伊達政宗の顔、40年ぶりに復元 頭骨模型をCTスキャン、隻眼も忠実に

展示されている政宗の復顔像

 仙台藩祖伊達政宗の顔を最新技術を駆使してよみがえらせた「復顔像」が、仙台市青葉区の市地下鉄東西線国際センター駅1階にお目見えした。政宗の顔の復元は約40年ぶりで肌の質感や髪形に加え、隻眼が忠実に再現された。15日まで展示されている。

 復顔像は繊維強化プラスチック(FRP)製で、顔の長さは約25センチ。第18代当主伊達泰宗さん(63)の意向で、肖像画のように装束を身に着けて座る姿のお披露目となった。

 制作は、NHKがテレビ番組の企画で泰宗さんに打診したのがきっかけ。政宗の霊廟(れいびょう)「瑞鳳殿」(青葉区)が所蔵する政宗の頭骨模型をCTスキャンし、復顔技法に詳しい京都芸術大の戸坂明日香准教授が2021年7月に完成させた。

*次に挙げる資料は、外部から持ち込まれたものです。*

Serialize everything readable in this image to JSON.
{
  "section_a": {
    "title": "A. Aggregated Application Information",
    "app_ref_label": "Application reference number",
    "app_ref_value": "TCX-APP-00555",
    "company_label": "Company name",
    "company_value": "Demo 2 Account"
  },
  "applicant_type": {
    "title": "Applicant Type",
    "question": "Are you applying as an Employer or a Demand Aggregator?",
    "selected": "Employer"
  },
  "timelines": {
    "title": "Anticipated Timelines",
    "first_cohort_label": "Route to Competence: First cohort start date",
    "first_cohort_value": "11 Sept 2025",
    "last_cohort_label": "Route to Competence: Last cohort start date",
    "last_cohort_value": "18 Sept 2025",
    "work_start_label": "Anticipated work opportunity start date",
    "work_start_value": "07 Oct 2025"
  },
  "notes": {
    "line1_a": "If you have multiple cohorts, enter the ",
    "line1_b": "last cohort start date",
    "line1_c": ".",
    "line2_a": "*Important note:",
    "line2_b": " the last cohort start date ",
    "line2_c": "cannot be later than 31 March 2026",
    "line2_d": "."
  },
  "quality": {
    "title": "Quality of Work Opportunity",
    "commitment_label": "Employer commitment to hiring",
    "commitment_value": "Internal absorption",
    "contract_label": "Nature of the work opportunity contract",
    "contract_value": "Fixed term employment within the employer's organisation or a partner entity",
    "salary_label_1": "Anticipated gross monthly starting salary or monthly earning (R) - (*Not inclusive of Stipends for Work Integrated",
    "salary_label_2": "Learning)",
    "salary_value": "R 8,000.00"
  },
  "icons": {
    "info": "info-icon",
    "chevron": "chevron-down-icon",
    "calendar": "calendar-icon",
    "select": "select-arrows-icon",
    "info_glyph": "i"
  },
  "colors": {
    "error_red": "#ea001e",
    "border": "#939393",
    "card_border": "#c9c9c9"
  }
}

 瑞鳳殿の資料館にある1980年以降完成の「復元容貌(ようぼう)像」は隻眼ではなかった。瑞鳳殿によると、国立科学博物館(東京)が頭骨模型を解析した際、目のくぼみの高さが左右で2ミリ異なり、隻眼だったことが分かったため、今回の復顔像に反映させた。

 展示は伊達家と瑞鳳殿、仙台市の主催。政宗の誕生日とされる3日に現地であった除幕式で、泰宗さんは「威厳に満ちた表情を見て、独眼竜の真の姿を世に伝えよ、と命令されたように感じた。子孫として歴史を守り、未来を発展させたい」と語った。